In a tragic commentary on the inability of Orthodox and non-Orthodox elements to work together, the JWB was dissolved and “immediately re-constituted as the JWB Jewish Chaplains Council. Representation of the national religious bodies is reduced from seven members to four each, but representation is expanded to include four active duty Chaplain representatives of the Army, Navy, Air Force and Veteran’s administration. Endorsement authority is relegated to each rabbinic body; processing and all support activities are accomplished by JWB.”

Called to active duty

As women have come into the military since this time, they have come through each of the movements, thus alleviating the Orthodox from the burden of appearing to sanction female rabbis. Although I continued to serve in the Army Reserve, it was not until Desert Storm in 1991 that I was called to active duty. As a congregational rabbi and the mother of two small children, I did not feel I could responsibly volunteer when I was asked in January to go to Germany in order to back-fill for active duty chaplains heading to the Gulf. Several weeks later, I was invited to go directly to the Gulf, but once again it was a voluntary assignment and duty on the home front was the higher calling. In mid-February, just prior to the ground war, I was notified that there would be another involuntary mobilization in several days and that I was to report to Ft. Sam Houston in San Antonio, Texas. The army anticipated casualties being medevaced to the Brooke Army Medical Center and wanted to ensure that there would be a rabbi on staff.

Fortunately, the casualties were few, and I was able to spend my time working on correspondence courses and relieving the load of the active duty chaplains. After being relieved of active duty, I was assigned to the 164th Corps Support Group in Mesa, Arizona, where I continue to serve as the Assistant Group Chaplain. It was during that summer that I was promoted to my current rank of major. The military requires ongoing education for promotion to the next rank. Some of these courses are in residence, others are by correspondence. In 1991, I completed the final of four phases of the Chaplain Officer Advanced Course. Camping out for four days at Ft. Dix, the only female with 100 male chaplains, was one of the highlights of this experience.

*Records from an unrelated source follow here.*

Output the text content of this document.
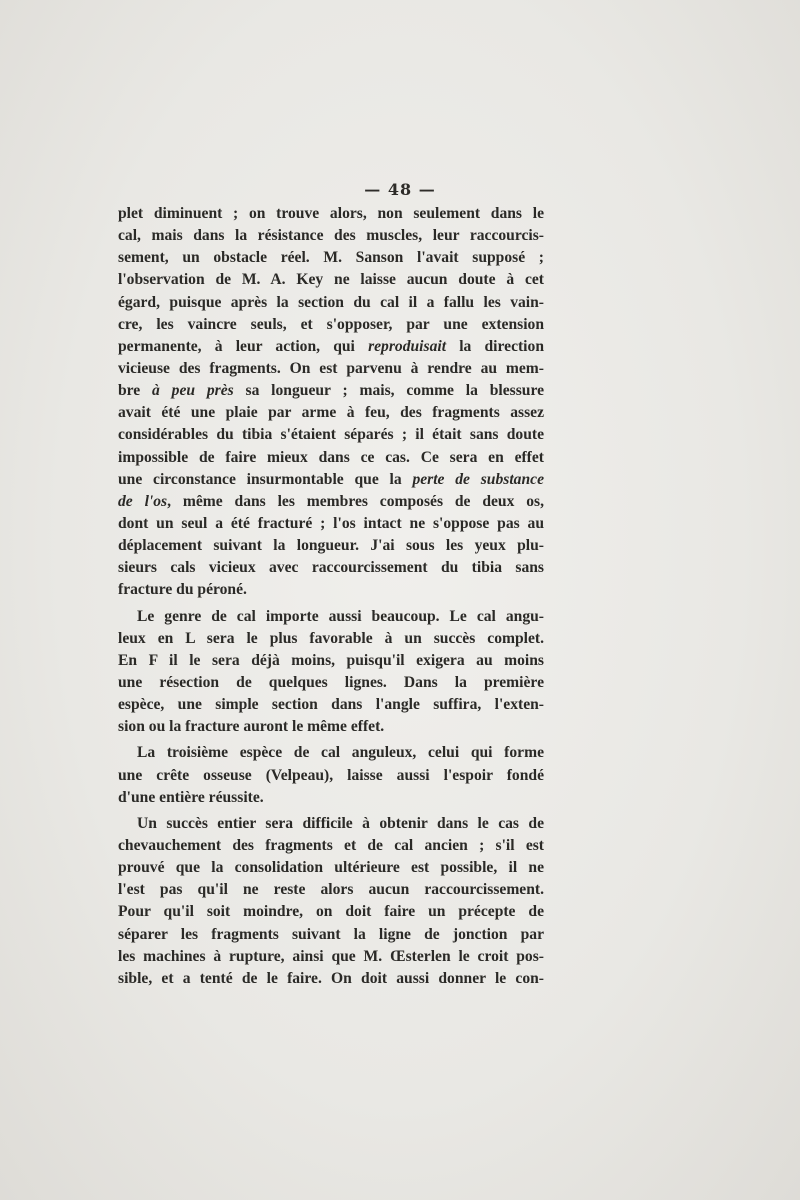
— 48 —
plet diminuent ; on trouve alors, non seulement dans le
cal, mais dans la résistance des muscles, leur raccourcis-
sement, un obstacle réel. M. Sanson l'avait supposé ;
l'observation de M. A. Key ne laisse aucun doute à cet
égard, puisque après la section du cal il a fallu les vain-
cre, les vaincre seuls, et s'opposer, par une extension
permanente, à leur action, qui reproduisait la direction
vicieuse des fragments. On est parvenu à rendre au mem-
bre à peu près sa longueur ; mais, comme la blessure
avait été une plaie par arme à feu, des fragments assez
considérables du tibia s'étaient séparés ; il était sans doute
impossible de faire mieux dans ce cas. Ce sera en effet
une circonstance insurmontable que la perte de substance
de l'os, même dans les membres composés de deux os,
dont un seul a été fracturé ; l'os intact ne s'oppose pas au
déplacement suivant la longueur. J'ai sous les yeux plu-
sieurs cals vicieux avec raccourcissement du tibia sans
fracture du péroné.
Le genre de cal importe aussi beaucoup. Le cal angu-
leux en L sera le plus favorable à un succès complet.
En F il le sera déjà moins, puisqu'il exigera au moins
une résection de quelques lignes. Dans la première
espèce, une simple section dans l'angle suffira, l'exten-
sion ou la fracture auront le même effet.
La troisième espèce de cal anguleux, celui qui forme
une crête osseuse (Velpeau), laisse aussi l'espoir fondé
d'une entière réussite.
Un succès entier sera difficile à obtenir dans le cas de
chevauchement des fragments et de cal ancien ; s'il est
prouvé que la consolidation ultérieure est possible, il ne
l'est pas qu'il ne reste alors aucun raccourcissement.
Pour qu'il soit moindre, on doit faire un précepte de
séparer les fragments suivant la ligne de jonction par
les machines à rupture, ainsi que M. Œsterlen le croit pos-
sible, et a tenté de le faire. On doit aussi donner le con-
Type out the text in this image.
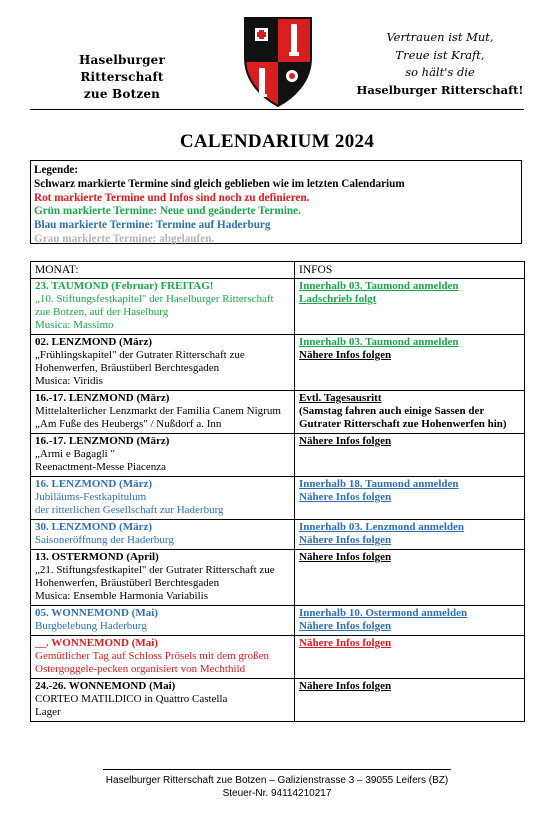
Haselburger Ritterschaft
zue Botzen
Vertrauen ist Mut,
Treue ist Kraft,
so hält's die
Haselburger Ritterschaft!
CALENDARIUM 2024
Legende:
Schwarz markierte Termine sind gleich geblieben wie im letzten Calendarium
Rot markierte Termine und Infos sind noch zu definieren.
Grün markierte Termine: Neue und geänderte Termine.
Blau markierte Termine: Termine auf Haderburg
Grau markierte Termine: abgelaufen.
MONAT:	INFOS

23. TAUMOND (Februar) FREITAG!
„10. Stiftungsfestkapitel" der Haselburger Ritterschaft
zue Botzen, auf der Haselburg
Musica: Massimo	Innerhalb 03. Taumond anmelden
Ladschrieb folgt

02. LENZMOND (März)
„Frühlingskapitel" der Gutrater Ritterschaft zue
Hohenwerfen, Bräustüberl Berchtesgaden
Musica: Viridis	Innerhalb 03. Taumond anmelden
Nähere Infos folgen

16.-17. LENZMOND (März)
Mittelalterlicher Lenzmarkt der Familia Canem Nigrum
„Am Fuße des Heubergs" / Nußdorf a. Inn	Evtl. Tagesausritt
(Samstag fahren auch einige Sassen der
Gutrater Ritterschaft zue Hohenwerfen hin)

16.-17. LENZMOND (März)
„Armi e Bagagli "
Reenactment-Messe Piacenza	Nähere Infos folgen

16. LENZMOND (März)
Jubiläums-Festkapitulum
der ritterlichen Gesellschaft zur Haderburg	Innerhalb 18. Taumond anmelden
Nähere Infos folgen

30. LENZMOND (März)
Saisoneröffnung der Haderburg	Innerhalb 03. Lenzmond anmelden
Nähere Infos folgen

13. OSTERMOND (April)
„21. Stiftungsfestkapitel" der Gutrater Ritterschaft zue
Hohenwerfen, Bräustüberl Berchtesgaden
Musica: Ensemble Harmonia Variabilis	Nähere Infos folgen

05. WONNEMOND (Mai)
Burgbelebung Haderburg	Innerhalb 10. Ostermond anmelden
Nähere Infos folgen

__. WONNEMOND (Mai)
Gemütlicher Tag auf Schloss Prösels mit dem großen
Ostergoggele-pecken organisiert von Mechthild	Nähere Infos folgen

24.-26. WONNEMOND (Mai)
CORTEO MATILDICO in Quattro Castella
Lager	Nähere Infos folgen
Haselburger Ritterschaft zue Botzen – Galizienstrasse 3 – 39055 Leifers (BZ)
Steuer-Nr. 94114210217
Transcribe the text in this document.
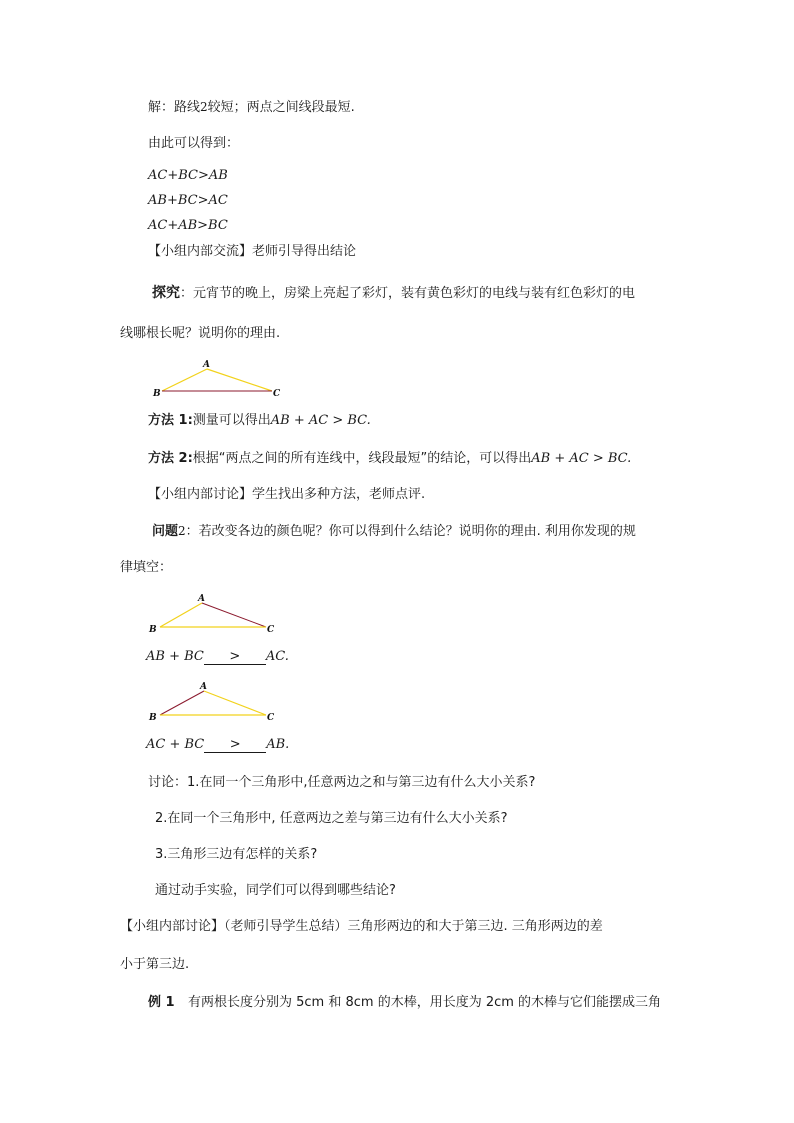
解：路线2较短；两点之间线段最短.
由此可以得到：
AC+BC>AB
AB+BC>AC
AC+AB>BC
【小组内部交流】老师引导得出结论
探究：元宵节的晚上，房梁上亮起了彩灯，装有黄色彩灯的电线与装有红色彩灯的电
线哪根长呢？说明你的理由.
A
B	C
方法 1:测量可以得出AB + AC > BC.
方法 2:根据“两点之间的所有连线中，线段最短”的结论，可以得出AB + AC > BC.
【小组内部讨论】学生找出多种方法，老师点评.
问题2：若改变各边的颜色呢？你可以得到什么结论？说明你的理由. 利用你发现的规
律填空：
A
B	C
AB + BC > AC.
A
B	C
AC + BC > AB.
讨论：1.在同一个三角形中,任意两边之和与第三边有什么大小关系?
2.在同一个三角形中, 任意两边之差与第三边有什么大小关系?
3.三角形三边有怎样的关系?
通过动手实验，同学们可以得到哪些结论?
【小组内部讨论】（老师引导学生总结）三角形两边的和大于第三边. 三角形两边的差
小于第三边.
例 1 有两根长度分别为 5cm 和 8cm 的木棒，用长度为 2cm 的木棒与它们能摆成三角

“Chaplains are non-combatants—we do not carry weapons, we are not trained to fight. We are there to minister to the religious needs of the troops and as such, we are an essential part of the military force. No one likes war, no one wants war. No one prays for peace with more fervor than the soldier who stands ready to lay down his or her life for our country. Yet I am not a pacifist. I believe that there are times when war is justified. War is always a horrible tragedy, but it is not necessarily immoral… I am proud to consider among my many identities as wife, as mother, as rabbi, as teacher, as friend, yet another—as an American soldier. God forbid the need should arise, our Jewish soldiers deserve to have rabbis who are trained and ready to deploy alongside them, to be there to offer all the support they will need. I am proud to be among those who stand ready to go with them.”

About the Author

Rabbi Bonnie Koppell
A native of Brooklyn, New York, Rabbi Bonnie Koppell currently serves as a rabbi to the Temple Chai community in Phoenix, Arizona. A graduate of the Reconstructionist Rabbinical College, she was awarded a Doctor of Divinity degree in 2006, and holds a master’s degree in religion from Temple University. Her BA is from Brandeis University, magna cum laude with high honors in philosophy. Rabbi Koppell was one of the first women in the United States to be ordained as a rabbi. Rabbi Koppell also serves as a chaplain in the United States Army Reserve. She currently holds the rank of colonel.